Sklute calls Harlem home. “One of the last bastions of old New York,” as he puts it. “It’s a place of amazing architecture with a constant theme of music and cultural heritage and a beautiful spirit of the people. There’s a certain ‘neighborhoodness’ about Harlem, that you miss in other parts of the city.”
Initially, Sklute was working a very New York kind of job; high-stress, high-impact for a financial services company. As time went on, he would look in the mirror and become increasingly dissatisfied with his career. He hated going to work and he knew it was time for a change. Already a passionate record collector and musician, it made perfect sense to open a record store.
But to say that this is just a record store is like saying New York is just a little chilly in the winter. The floors are spotless. The bins (even the bargain bins) are neatly lined and well organized. And the store boasts something New York shops typically have little of—walking space.
“Well, it’s New York City,” he explains. “An international, boutique environment. It’s not like digging in a warehouse. Everything should be mint; it should be clean, in a brand new poly sleeve. It’s only right.”
Good Records is exactly that: Good Records. Not Good CDs or Good Tapes or Good Posters; simply Good Records.
“Today there are a million articles about how the only printed media that’s growing customers is vinyl, and I think the music and the format both got disposable at a certain point. That’s not a judgment, that’s just the way it is. Technology has become more and more capable of condensing our cultural experience into a small space. I think people want something more. A sense of ownership. You can pull out a record and play it and read the liner notes, and it’s just more real.”
The price point for records is typically about $15. But that’s an average between the dollar bins and the high end wall stuff. The most expensive record Sklute ever sold was a rare R&B 45 from the 70s, which brought in $2500. “That’s not huge in the realm of rare 45s; some will crack five or six thousand. But that was my personal best.”
“Part of the reason we specialize in the more obscure, off-the-beaten path kind of stuff,” he explains, “is because people do have access to everything these days. But I believe in vinyl. People believe in vinyl.”
I agree, I tell him. There is magic in the dust and grooves of a record. Memories are stored there. We all remember what we were listening to when we lost our virginity, or when our parents busted us smoking. We remember who was wailing while we nursed our broken hearts. Those are the special songs, and they are preserved with great care and love at Good Records in the Lower East Side.
For me, that music was G&R, visions of tattoos melting in the heat. For Jonathan, that record was by Nas.

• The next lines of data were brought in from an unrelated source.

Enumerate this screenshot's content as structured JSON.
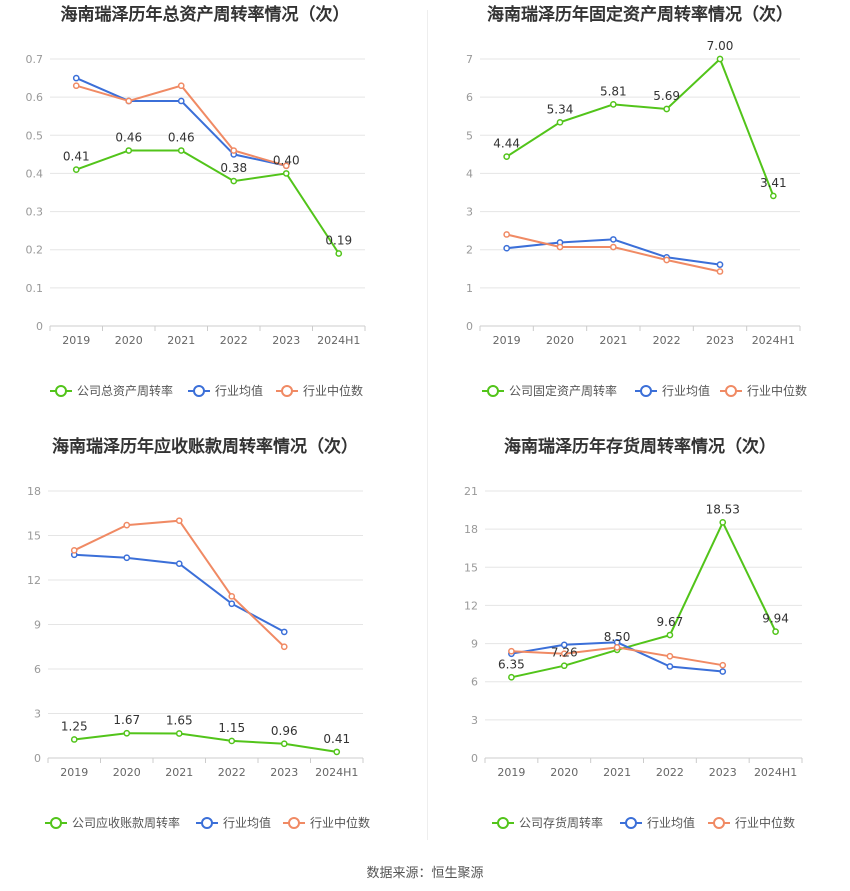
{
  "colors": {
    "company": "#52c41a",
    "avg": "#3b6fd8",
    "median": "#f08a64",
    "grid": "#e5e5e5",
    "axis": "#999999"
  },
  "legend_labels": {
    "avg": "行业均值",
    "median": "行业中位数"
  },
  "source_text": "数据来源：恒生聚源",
  "chart_data": [
    {
      "type": "line",
      "title": "海南瑞泽历年总资产周转率情况（次）",
      "categories": [
        "2019",
        "2020",
        "2021",
        "2022",
        "2023",
        "2024H1"
      ],
      "yticks": [
        "0",
        "0.1",
        "0.2",
        "0.3",
        "0.4",
        "0.5",
        "0.6",
        "0.7"
      ],
      "ylim": [
        0,
        0.7
      ],
      "series": [
        {
          "name": "公司总资产周转率",
          "values": [
            0.41,
            0.46,
            0.46,
            0.38,
            0.4,
            0.19
          ],
          "labels": [
            "0.41",
            "0.46",
            "0.46",
            "0.38",
            "0.40",
            "0.19"
          ]
        },
        {
          "name": "行业均值",
          "values": [
            0.65,
            0.59,
            0.59,
            0.45,
            0.42,
            null
          ]
        },
        {
          "name": "行业中位数",
          "values": [
            0.63,
            0.59,
            0.63,
            0.46,
            0.42,
            null
          ]
        }
      ]
    },
    {
      "type": "line",
      "title": "海南瑞泽历年固定资产周转率情况（次）",
      "categories": [
        "2019",
        "2020",
        "2021",
        "2022",
        "2023",
        "2024H1"
      ],
      "yticks": [
        "0",
        "1",
        "2",
        "3",
        "4",
        "5",
        "6",
        "7"
      ],
      "ylim": [
        0,
        7
      ],
      "series": [
        {
          "name": "公司固定资产周转率",
          "values": [
            4.44,
            5.34,
            5.81,
            5.69,
            7.0,
            3.41
          ],
          "labels": [
            "4.44",
            "5.34",
            "5.81",
            "5.69",
            "7.00",
            "3.41"
          ]
        },
        {
          "name": "行业均值",
          "values": [
            2.04,
            2.19,
            2.27,
            1.8,
            1.61,
            null
          ]
        },
        {
          "name": "行业中位数",
          "values": [
            2.4,
            2.07,
            2.07,
            1.73,
            1.43,
            null
          ]
        }
      ]
    },
    {
      "type": "line",
      "title": "海南瑞泽历年应收账款周转率情况（次）",
      "categories": [
        "2019",
        "2020",
        "2021",
        "2022",
        "2023",
        "2024H1"
      ],
      "yticks": [
        "0",
        "3",
        "6",
        "9",
        "12",
        "15",
        "18"
      ],
      "ylim": [
        0,
        18
      ],
      "series": [
        {
          "name": "公司应收账款周转率",
          "values": [
            1.25,
            1.67,
            1.65,
            1.15,
            0.96,
            0.41
          ],
          "labels": [
            "1.25",
            "1.67",
            "1.65",
            "1.15",
            "0.96",
            "0.41"
          ]
        },
        {
          "name": "行业均值",
          "values": [
            13.7,
            13.5,
            13.1,
            10.4,
            8.5,
            null
          ]
        },
        {
          "name": "行业中位数",
          "values": [
            14.0,
            15.7,
            16.0,
            10.9,
            7.5,
            null
          ]
        }
      ]
    },
    {
      "type": "line",
      "title": "海南瑞泽历年存货周转率情况（次）",
      "categories": [
        "2019",
        "2020",
        "2021",
        "2022",
        "2023",
        "2024H1"
      ],
      "yticks": [
        "0",
        "3",
        "6",
        "9",
        "12",
        "15",
        "18",
        "21"
      ],
      "ylim": [
        0,
        21
      ],
      "series": [
        {
          "name": "公司存货周转率",
          "values": [
            6.35,
            7.26,
            8.5,
            9.67,
            18.53,
            9.94
          ],
          "labels": [
            "6.35",
            "7.26",
            "8.50",
            "9.67",
            "18.53",
            "9.94"
          ]
        },
        {
          "name": "行业均值",
          "values": [
            8.2,
            8.9,
            9.1,
            7.2,
            6.8,
            null
          ]
        },
        {
          "name": "行业中位数",
          "values": [
            8.4,
            8.2,
            8.7,
            8.0,
            7.3,
            null
          ]
        }
      ]
    }
  ]
}
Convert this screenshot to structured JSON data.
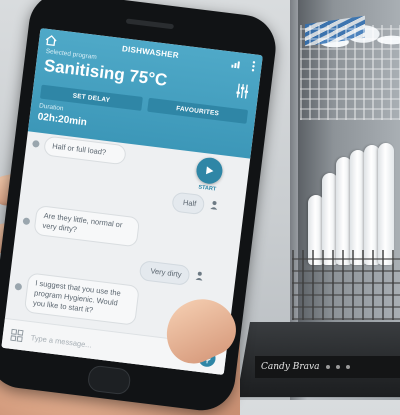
{
  "app": {
    "title": "DISHWASHER",
    "selected_program_label": "Selected program",
    "program_name": "Sanitising 75°C",
    "set_delay_label": "SET DELAY",
    "favourites_label": "FAVOURITES",
    "duration_label": "Duration",
    "duration_value": "02h:20min"
  },
  "chat": {
    "messages": [
      {
        "from": "bot",
        "text": "Half or full load?"
      },
      {
        "from": "user",
        "text": "Half"
      },
      {
        "from": "bot",
        "text": "Are they little, normal or very dirty?"
      },
      {
        "from": "user",
        "text": "Very dirty"
      },
      {
        "from": "bot",
        "text": "I suggest that you use the program Hygienic. Would you like to start it?"
      }
    ],
    "start_label": "START",
    "input_placeholder": "Type a message..."
  },
  "dishwasher": {
    "brand": "Candy Brava"
  },
  "colors": {
    "header": "#3c97b8",
    "accent": "#2f86a6",
    "chat_bg": "#eef0f2"
  },
  "icons": [
    "home-icon",
    "signal-icon",
    "menu-icon",
    "sliders-icon",
    "play-icon",
    "user-icon",
    "grid-icon",
    "mic-icon"
  ]
}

“It came out when I was about 15 or 16, at an age when everything was heightened. I remember not only the first time I listened to it. I remember the entire day. We cut class to get on a bus and go to the record store. I think I was the only kid who bought it on vinyl. Rap was still really underground and rebellious. Metal had a tone of rebellion too, but it was on MTV and the radio. Rap wasn’t. Rap was for tough guys and I wanted to be a tough guy. The great thing about this job is that I get to relive those experiences every day. I get to find things that are as good as you’ve ever heard, but you’ve never heard it before. And that’s magic.”
The store itself is not overstuffed or overwhelming. The exposed brick walls and hardwood floors invite you to chat with Sklute and his colleagues. But after watching him sell the funk record he was playing (right off the turntable), after watching him negotiate buying records from a former radio DJ, after hearing little-known stories behind the music and after watching scores of people wander in and out with bags of treasures, a most important question still remained: why pink?
“The landlord told me, and I don’t know how true it is, but his grandfather who originally owned the building was color blind, so when he went to choose the paint, they were all just shades of gray to him, so he just chose a lighter shade of pale. But you can see this bright pink stuff from Brooklyn.”